このため、光秀は天王山と沼地の間という狭い戦場で迎え撃つことで、秀吉が数の優位を発揮できないようにと考えたのです。
途中までその作戦はうまく行っていましたが、最終的に押し切られてしまったのは周知の通りです。

それでもやっぱり天王山

このように、天王山は勝負所ではありませんでした。
しかし「天王山」という成句は未だに使われています。

理由はいろいろ考えられますが、「天王山」という名前がなんだかかっこいいというのも挙げられるでしょう。

これがたとえば同じく京都と大阪の境にある標高678.7mの山「ポンポン山」であれば、ここまで「勝負所」として広まることはあったでしょうか。
あるいは、最初から勝負所として創作されることはなかったかもしれません。

いずれにせよ、「天王山」という成句を聞いた時に

「あーはいはい、勝負所ね。でもあれ、史実準拠じゃないんだよな。面倒くさい人だと思われたら嫌だから、敢えて指摘はしないけど」

と思ってくれる仲間が一人でも増えることを願っています。

追記)天王山はこうして広まった?

山崎の戦いの後、勝利した羽柴秀吉は天王山に城を築き、後に大坂城に移るまでの拠点としていました。つまり

山崎の戦いに勝利した後、天王山を拠点にした

のです。

そしてこの情報を、戦国末期から江戸初期にかけて活躍した小瀬 甫庵(おぜ  ほあん)という人物が聞きつけます。
彼は織田信長や豊臣秀吉の事績を書き記した数々の著作を残しており、どれもベストセラーとなっています。

そして甫庵作品がベストセラーになった理由。
それは、甫庵先生が面白さのためなら史実なんか平気で無視。おもしろエピソードをガンガン創作し、作品にぶっこんでいたからなのです。

たとえば「長篠の戦い」で信長が採ったとされる鉄砲三段撃ち戦法。

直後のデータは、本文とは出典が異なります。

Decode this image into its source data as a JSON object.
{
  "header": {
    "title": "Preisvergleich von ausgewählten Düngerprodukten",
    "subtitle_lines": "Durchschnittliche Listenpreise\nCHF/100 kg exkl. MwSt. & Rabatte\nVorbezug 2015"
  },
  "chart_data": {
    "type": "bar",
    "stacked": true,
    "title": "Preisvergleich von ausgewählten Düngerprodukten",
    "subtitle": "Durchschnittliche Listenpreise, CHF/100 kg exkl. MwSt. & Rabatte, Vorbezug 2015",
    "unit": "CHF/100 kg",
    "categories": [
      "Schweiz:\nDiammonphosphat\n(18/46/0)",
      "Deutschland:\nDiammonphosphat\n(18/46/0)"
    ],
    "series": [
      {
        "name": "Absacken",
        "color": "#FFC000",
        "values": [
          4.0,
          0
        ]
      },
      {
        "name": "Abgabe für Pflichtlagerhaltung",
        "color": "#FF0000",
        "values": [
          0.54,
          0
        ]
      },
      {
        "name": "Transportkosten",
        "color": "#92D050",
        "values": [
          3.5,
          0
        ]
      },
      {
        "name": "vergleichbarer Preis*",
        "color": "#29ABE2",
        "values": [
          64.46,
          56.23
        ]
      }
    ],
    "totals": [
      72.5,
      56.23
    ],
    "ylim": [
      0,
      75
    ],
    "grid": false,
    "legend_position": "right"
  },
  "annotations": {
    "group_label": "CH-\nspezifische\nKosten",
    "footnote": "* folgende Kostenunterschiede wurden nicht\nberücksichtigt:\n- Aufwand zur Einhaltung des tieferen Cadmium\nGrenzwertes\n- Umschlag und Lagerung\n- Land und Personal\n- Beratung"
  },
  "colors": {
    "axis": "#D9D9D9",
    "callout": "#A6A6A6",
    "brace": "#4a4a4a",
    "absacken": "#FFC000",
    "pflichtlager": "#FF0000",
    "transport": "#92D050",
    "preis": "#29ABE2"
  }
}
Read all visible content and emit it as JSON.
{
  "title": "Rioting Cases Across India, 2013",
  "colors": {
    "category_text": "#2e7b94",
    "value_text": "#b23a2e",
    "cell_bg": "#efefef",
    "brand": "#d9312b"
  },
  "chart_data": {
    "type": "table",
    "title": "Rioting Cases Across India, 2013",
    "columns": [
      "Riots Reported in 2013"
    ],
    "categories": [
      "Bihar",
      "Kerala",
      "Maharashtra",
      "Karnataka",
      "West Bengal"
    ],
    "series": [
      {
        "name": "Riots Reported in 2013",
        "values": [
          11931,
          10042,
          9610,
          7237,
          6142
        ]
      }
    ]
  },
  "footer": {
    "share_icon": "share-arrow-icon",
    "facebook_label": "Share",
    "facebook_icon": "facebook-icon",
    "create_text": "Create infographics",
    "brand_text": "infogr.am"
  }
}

あれも甫庵先生による創作であることが分かっています。

つまり甫庵先生は

「勝利した秀吉が天王山に城を築いた。ふーん。面白味が足りないな。そうだ、天王山を巡って激戦が繰り広げられた。これを制した秀吉が戦に勝った。うん、これで行こう!」

ってな具合に

天王山を取ったから、山崎の戦いに勝利した

という順序が逆になった逸話を作品に盛り込み、それがベストセラーになったことで「天王山」の成句も広まった……ものと考えられます。

歴史エンタメ小説家・小瀬甫庵

ちなみに甫庵先生に関しては同時代人から

「あいつが書いてるのは創作ばっかで、事実と言えるのは3分の1くらい」

と評されています。

対する甫庵先生は「史実に忠実に」書かれた作品を

「おもしろくない」

と評しており、これは良し悪しというより「歴史家」か「歴史小説家」かという、スタンスの違いに拠るものなのでしょう。

そして実際にベストセラーになったのは甫庵先生の作品群。
この辺りの事情は、現代とあんまり変わらないみたいです。